Assuming we take into account Michael's observation in the comment above, what you wrote is a proof, provided you know how to justify the deductions involved.

Indeed, it is true that

if $\lim\limits_{t\to b}f(t)=a$ and $\lim\limits_{s\to c}g(s)=b$, then $\lim\limits_{s\to c}f(g(s))=a$.

Prove this in general.

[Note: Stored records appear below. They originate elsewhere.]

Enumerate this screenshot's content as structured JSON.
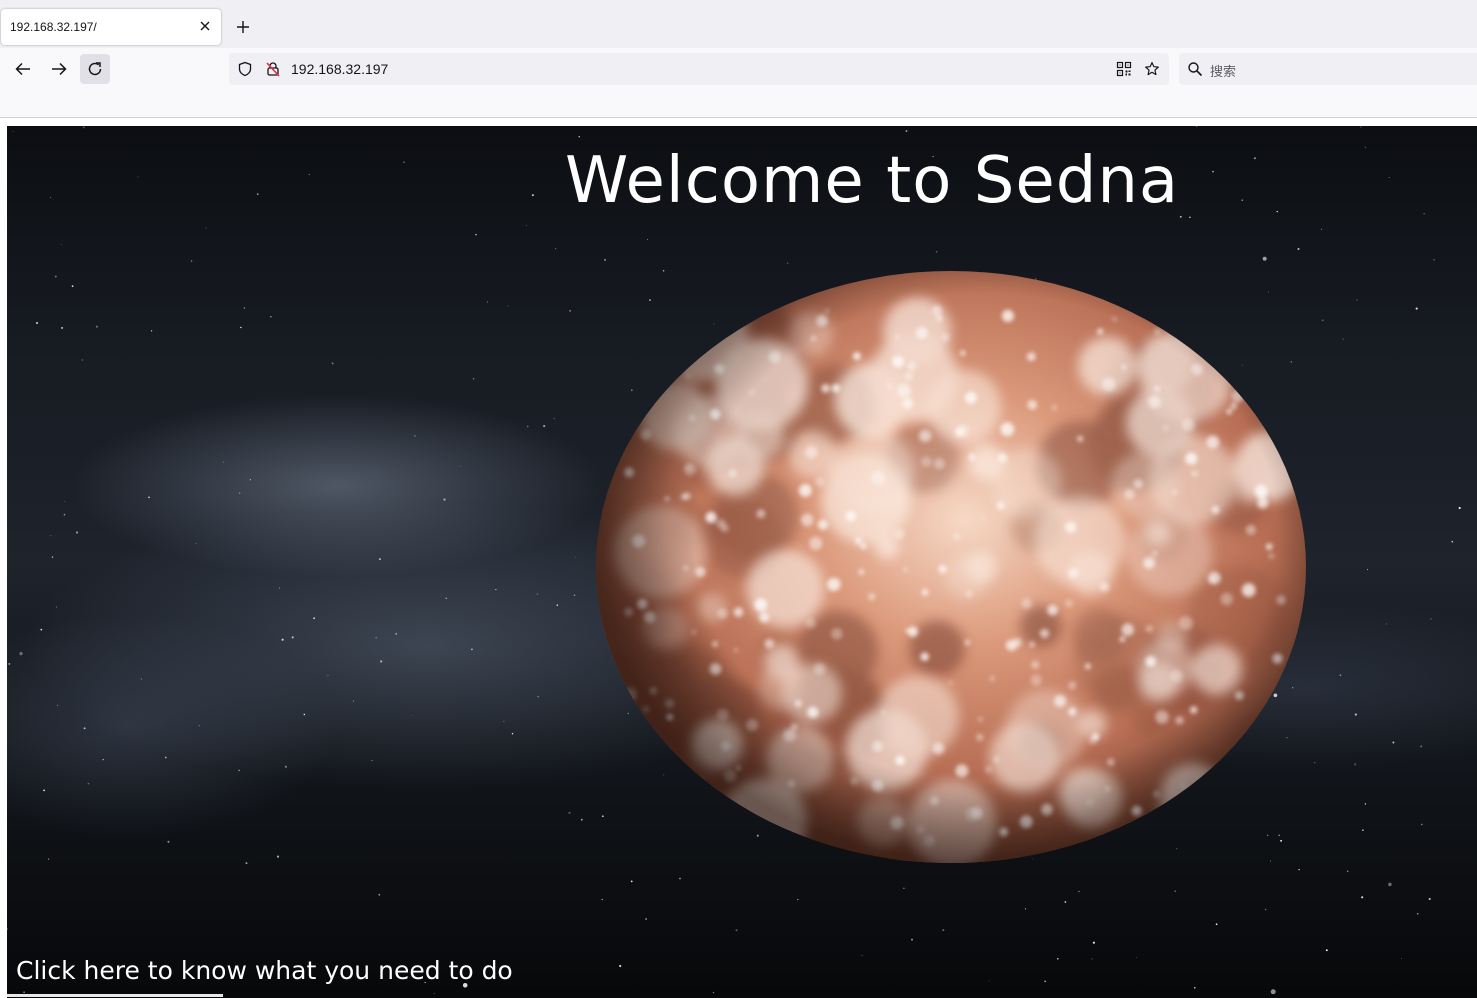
{
  "browser": {
    "tab": {
      "title": "192.168.32.197/"
    },
    "address": {
      "url": "192.168.32.197"
    },
    "search": {
      "placeholder": "搜索"
    }
  },
  "page": {
    "heading": "Welcome to Sedna",
    "link_text": "Click here to know what you need to do"
  },
  "colors": {
    "planet_base": "#c07a60",
    "planet_light": "#fbe9dc",
    "space": "#111419"
  },
  "icons": [
    "close-icon",
    "plus-icon",
    "back-arrow-icon",
    "forward-arrow-icon",
    "reload-icon",
    "shield-icon",
    "insecure-lock-icon",
    "qr-code-icon",
    "star-icon",
    "search-icon"
  ]
}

Moreover, this is also true when some of $a$, $b$ and $c$ are not numbers but $+\infty$ or $-\infty$, and when some of the limits have the arrow $\to$ replaced by $\uparrow$ or $\downarrow$, provided you combine things correctly. (It is probably a useful excercise to make the complete list of statements of this form that are true, in fact!)

Once you have that, then prove that $\lim_{t\downarrow0}1/t=+\infty$ and that $\lim_{t\to+\infty}e^{-t}=0$.

Finally, put things together.

Answer 2

To prove that $\lim_{t\downarrow 0} e^{-1/t}$ = 0, set $$e^{-1/t} < \epsilon.$$ Taking reciprocals, $$e^{1/t} > 1/\epsilon.$$ Now take logs on both sides to get $$1/t > \log(1/\epsilon).$$ Finally invert to get $$ 0 < t < 1/\log(1/\epsilon).$$

Answer 3

Make $s=1/t$ such that

$$ \lim_{t \to 0^+}\; e^{- \frac{1}{t}} = \lim_{s \to +\infty}\; e^{-s} = e^{-\infty} =0 $$